Five generations have worked the land at Fearn Farm in Ross-shire, where after the challenges of the Covid pandemic and Brexit, soaring prices are an increasing concern.

“There’s been a big increase in cost – fertiliser has gone from under £300 a ton to just about a £1000 a ton in a few months,” says farmer John Scott.

“The big worry is the consumer, because they are feeling the pinch more and can’t afford to pay as much for food. We have to tighten our belts wherever we can, but we are working pretty hard as it is.”

Nowhere are the changing seasons more keenly felt than in the agriculture sector, where planning ahead is becoming harder.

Fearn Farm in Ross-shireSTV News

‘Bidding war for food’

Banchory-based Grace Noble runs Aberdeenshire Highland Beef and has been in business for five years.

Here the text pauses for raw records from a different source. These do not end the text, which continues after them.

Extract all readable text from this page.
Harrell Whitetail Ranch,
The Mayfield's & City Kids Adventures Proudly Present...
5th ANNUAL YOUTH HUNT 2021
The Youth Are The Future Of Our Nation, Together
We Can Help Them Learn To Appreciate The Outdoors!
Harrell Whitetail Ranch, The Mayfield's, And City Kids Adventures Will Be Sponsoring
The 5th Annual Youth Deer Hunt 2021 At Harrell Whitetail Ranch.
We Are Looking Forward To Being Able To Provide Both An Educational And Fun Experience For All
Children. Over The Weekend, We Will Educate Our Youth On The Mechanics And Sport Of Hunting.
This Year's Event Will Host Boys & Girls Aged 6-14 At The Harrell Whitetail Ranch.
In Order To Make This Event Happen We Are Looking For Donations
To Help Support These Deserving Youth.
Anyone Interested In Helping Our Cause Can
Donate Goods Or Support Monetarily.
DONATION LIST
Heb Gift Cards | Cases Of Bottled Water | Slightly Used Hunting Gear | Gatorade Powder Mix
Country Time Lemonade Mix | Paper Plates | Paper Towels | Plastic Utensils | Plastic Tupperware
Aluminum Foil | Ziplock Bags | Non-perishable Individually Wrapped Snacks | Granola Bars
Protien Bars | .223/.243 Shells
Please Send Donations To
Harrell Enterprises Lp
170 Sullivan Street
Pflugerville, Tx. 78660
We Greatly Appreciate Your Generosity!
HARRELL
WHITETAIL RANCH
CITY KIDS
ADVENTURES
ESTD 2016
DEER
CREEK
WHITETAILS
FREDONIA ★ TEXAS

“You have got to feed your land,” she says. “If you don’t feed your land, it’s not going to feed you. You’ve got to feed your animals and, at the other end of the year, if you don’t have a good crop of silage, then you are not going to have winter feed for your livestock.

“I know other farmers who have chosen not to ‘put on’ and that’s going to have a knock-on effect, they are going to have to sell cattle at the end of the year because they aren’t going to be able to afford to feed them.

“Or they are going to be in a bidding war with other farmers to buy any other food that does become available.”

‘People making cuts’

As ‘The Artisan Growers’, Michelle and Robert Sullivan grow ‘veganic vegetables’ with no pesticides or animal inputs at Inch in Aberdeenshire.

They’ve had to adapt to the changing way in which people are shopping as consumers tighten their purse strings.

“A lot of people are looking at their finances and what they can cut,” says Robert. “Sometimes services like our veg boxes aren’t seen as a necessity as they can get stuff at the supermarket.

“We have seen a direct impact which has led us away from veg boxes.”

Back on Fearn Farm, the upcoming generation feels positive despite the challenges ahead.

Eighteen-year-old Izzy Scott has just finished her first year in agri-business at university in Shropshire.

“We are looking at different ways to use what we produce and how we use our land as well,” she says. “I looked at different courses before I went to university but just thought, ‘I am going to end up in farming’, it’s what I enjoy. There is loads to do.”